Energy

Kinder Morgan Shares Soar 20% After So-So Earnings Report

courtesy of Kinder Morgan Inc.

When energy midstream giant Kinder Morgan Inc. (NYSE: KMI) reported fourth-quarter 2015 earnings Wednesday night, the per-share loss of $0.29 and 8% revenue drop-off took center stage. Shares closed down more than 4% for the day and didn’t move much in the after-hours session.

The story changed Thursday morning though after investors had a chance to absorb the details of the company’s report. Shares were up about 5% in the first half hour of trading, and were destined to rise further.

The 75% dividend cut Kinder Morgan announced in early December was affirmed Wednesday, and the company said it expects to pay an annual dividend of $0.50 this year and “use cash in excess of dividend payments to fully fund growth investments.”

The company also cut its projected capital spending for 2016 by $900 million to a total of $3.3 billion, while cash flow in excess of dividends is expected to reach $3.6 billion.

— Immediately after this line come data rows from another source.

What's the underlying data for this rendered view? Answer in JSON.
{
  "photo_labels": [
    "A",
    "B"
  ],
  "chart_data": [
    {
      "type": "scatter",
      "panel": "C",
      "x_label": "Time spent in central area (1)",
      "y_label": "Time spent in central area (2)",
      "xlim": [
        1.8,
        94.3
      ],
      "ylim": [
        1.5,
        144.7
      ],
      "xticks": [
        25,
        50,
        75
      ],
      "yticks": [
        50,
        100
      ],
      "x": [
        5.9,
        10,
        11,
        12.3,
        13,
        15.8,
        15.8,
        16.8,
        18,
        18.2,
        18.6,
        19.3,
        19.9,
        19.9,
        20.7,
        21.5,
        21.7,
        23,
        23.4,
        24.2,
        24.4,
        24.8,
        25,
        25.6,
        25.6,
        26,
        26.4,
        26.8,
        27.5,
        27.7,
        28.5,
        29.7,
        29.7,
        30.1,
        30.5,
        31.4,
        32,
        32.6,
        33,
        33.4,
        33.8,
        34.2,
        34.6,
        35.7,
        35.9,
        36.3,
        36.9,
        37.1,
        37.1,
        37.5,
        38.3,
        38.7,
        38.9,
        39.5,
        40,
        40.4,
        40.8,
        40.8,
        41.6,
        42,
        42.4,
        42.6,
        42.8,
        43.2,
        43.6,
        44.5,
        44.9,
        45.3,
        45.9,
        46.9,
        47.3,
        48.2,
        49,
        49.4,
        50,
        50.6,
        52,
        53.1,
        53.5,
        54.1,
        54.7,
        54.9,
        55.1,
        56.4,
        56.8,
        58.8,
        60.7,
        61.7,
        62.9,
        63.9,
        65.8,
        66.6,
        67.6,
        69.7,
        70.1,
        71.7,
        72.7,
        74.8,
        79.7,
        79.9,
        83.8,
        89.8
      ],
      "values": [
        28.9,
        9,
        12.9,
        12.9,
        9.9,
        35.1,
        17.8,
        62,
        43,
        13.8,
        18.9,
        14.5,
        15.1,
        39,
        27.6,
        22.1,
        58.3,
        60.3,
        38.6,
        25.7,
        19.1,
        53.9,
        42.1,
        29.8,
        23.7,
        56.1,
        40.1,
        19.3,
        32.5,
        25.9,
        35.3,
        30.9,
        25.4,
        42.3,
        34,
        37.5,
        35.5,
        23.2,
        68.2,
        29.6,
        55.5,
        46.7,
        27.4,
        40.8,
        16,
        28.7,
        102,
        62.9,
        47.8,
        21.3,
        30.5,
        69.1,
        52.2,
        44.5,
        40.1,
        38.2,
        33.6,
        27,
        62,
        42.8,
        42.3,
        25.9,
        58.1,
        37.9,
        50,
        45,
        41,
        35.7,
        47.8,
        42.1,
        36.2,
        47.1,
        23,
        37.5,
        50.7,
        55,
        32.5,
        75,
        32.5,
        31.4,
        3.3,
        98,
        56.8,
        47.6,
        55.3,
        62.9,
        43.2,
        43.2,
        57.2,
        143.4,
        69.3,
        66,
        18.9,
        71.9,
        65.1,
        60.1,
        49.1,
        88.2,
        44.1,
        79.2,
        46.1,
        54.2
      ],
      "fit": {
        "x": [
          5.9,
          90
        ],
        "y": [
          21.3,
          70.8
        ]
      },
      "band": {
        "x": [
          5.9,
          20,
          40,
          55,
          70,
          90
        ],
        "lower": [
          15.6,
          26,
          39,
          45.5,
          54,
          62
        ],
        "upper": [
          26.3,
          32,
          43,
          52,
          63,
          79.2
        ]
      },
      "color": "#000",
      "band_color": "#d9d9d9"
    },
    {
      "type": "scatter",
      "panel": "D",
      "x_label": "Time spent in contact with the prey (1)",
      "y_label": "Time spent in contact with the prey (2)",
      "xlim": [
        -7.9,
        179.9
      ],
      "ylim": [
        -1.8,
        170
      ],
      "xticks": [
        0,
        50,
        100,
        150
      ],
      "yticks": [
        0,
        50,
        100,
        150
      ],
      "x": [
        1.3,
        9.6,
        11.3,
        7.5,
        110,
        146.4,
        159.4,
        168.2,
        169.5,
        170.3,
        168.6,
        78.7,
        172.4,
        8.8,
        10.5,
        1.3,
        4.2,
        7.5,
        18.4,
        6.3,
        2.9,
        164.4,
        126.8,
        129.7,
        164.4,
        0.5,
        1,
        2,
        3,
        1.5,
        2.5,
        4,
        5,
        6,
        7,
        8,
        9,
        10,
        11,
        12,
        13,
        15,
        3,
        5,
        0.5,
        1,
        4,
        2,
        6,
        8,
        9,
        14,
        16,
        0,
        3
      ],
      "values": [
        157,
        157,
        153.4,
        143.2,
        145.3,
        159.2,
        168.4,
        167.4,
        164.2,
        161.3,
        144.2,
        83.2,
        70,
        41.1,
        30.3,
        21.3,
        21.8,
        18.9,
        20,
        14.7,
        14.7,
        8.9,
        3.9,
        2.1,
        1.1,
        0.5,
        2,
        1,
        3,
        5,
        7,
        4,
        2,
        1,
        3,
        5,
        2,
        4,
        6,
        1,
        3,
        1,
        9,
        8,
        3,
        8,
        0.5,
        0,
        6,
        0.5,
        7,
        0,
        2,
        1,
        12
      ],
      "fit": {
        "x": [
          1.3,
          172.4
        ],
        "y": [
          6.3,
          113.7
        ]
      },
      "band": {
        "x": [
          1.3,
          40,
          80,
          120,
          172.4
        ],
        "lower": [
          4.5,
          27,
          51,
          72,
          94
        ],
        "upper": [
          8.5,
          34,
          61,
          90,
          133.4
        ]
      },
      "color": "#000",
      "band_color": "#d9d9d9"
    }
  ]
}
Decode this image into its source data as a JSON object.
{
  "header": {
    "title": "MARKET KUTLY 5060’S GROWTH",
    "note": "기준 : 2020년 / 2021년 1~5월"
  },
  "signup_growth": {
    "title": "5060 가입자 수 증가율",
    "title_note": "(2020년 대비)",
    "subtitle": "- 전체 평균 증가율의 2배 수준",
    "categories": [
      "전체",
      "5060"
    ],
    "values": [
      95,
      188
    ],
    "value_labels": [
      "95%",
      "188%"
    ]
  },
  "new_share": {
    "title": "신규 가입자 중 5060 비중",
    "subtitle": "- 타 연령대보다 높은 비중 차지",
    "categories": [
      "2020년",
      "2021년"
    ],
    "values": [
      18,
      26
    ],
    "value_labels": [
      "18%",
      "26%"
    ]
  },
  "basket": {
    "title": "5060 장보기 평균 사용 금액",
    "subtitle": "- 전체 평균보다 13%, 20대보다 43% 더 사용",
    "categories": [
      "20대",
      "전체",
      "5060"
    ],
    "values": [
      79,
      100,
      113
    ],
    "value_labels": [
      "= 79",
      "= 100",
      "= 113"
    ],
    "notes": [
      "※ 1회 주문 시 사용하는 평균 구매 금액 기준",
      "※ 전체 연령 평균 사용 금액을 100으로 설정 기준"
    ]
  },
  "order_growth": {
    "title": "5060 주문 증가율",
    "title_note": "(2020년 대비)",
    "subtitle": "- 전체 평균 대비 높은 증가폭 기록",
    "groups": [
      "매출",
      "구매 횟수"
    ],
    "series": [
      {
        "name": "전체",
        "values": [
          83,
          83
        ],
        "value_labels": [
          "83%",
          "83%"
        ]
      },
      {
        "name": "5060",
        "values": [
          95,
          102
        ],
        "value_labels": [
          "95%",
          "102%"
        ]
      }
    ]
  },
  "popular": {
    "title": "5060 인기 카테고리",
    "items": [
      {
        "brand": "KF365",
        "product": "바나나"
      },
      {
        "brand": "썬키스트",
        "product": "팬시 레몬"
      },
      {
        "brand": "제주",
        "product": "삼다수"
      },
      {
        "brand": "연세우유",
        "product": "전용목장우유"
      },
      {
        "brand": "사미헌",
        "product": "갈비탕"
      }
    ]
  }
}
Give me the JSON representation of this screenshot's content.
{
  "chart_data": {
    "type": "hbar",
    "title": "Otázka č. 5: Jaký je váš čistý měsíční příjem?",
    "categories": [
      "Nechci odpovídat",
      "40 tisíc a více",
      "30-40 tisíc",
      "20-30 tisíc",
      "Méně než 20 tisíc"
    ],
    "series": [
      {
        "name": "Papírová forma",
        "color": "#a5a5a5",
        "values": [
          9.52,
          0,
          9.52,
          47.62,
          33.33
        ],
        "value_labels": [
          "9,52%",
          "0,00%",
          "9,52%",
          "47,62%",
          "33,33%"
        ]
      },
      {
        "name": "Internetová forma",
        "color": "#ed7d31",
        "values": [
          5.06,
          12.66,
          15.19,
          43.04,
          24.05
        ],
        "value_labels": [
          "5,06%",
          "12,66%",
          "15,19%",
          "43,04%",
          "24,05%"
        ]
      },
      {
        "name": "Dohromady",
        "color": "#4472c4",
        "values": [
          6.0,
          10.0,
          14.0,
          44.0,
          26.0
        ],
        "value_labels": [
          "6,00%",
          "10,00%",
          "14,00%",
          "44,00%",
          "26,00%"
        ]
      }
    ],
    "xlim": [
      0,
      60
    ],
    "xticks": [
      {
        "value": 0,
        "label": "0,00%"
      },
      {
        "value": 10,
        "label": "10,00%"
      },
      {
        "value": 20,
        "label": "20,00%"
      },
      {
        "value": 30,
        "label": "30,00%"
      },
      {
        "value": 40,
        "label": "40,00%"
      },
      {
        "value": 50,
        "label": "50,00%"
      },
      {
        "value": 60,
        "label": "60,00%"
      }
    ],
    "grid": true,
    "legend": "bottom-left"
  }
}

In its preliminary 2016 plan, the company said it expected to spend $4.2 billion on new investments. The cut is almost certainly the result of expected lower revenues due to lower prices for crude oil and natural gas.

Investors understand that midstream companies, whether master limited partnerships (MLPs) or C-corporations like Kinder Morgan, either must grow or die. Regulated fees account for about 87% of Kinder Morgan’s revenues and about all the company can do to ensure maximum revenue is to keep the pipelines full.

When energy prices are this low, however, some producers throttle production and some even go out of business. Take-or-pay contracts help, but holding a producer’s feet to the fire is not always in a pipeline operator’s best interest. The object at some point becomes mutual survival.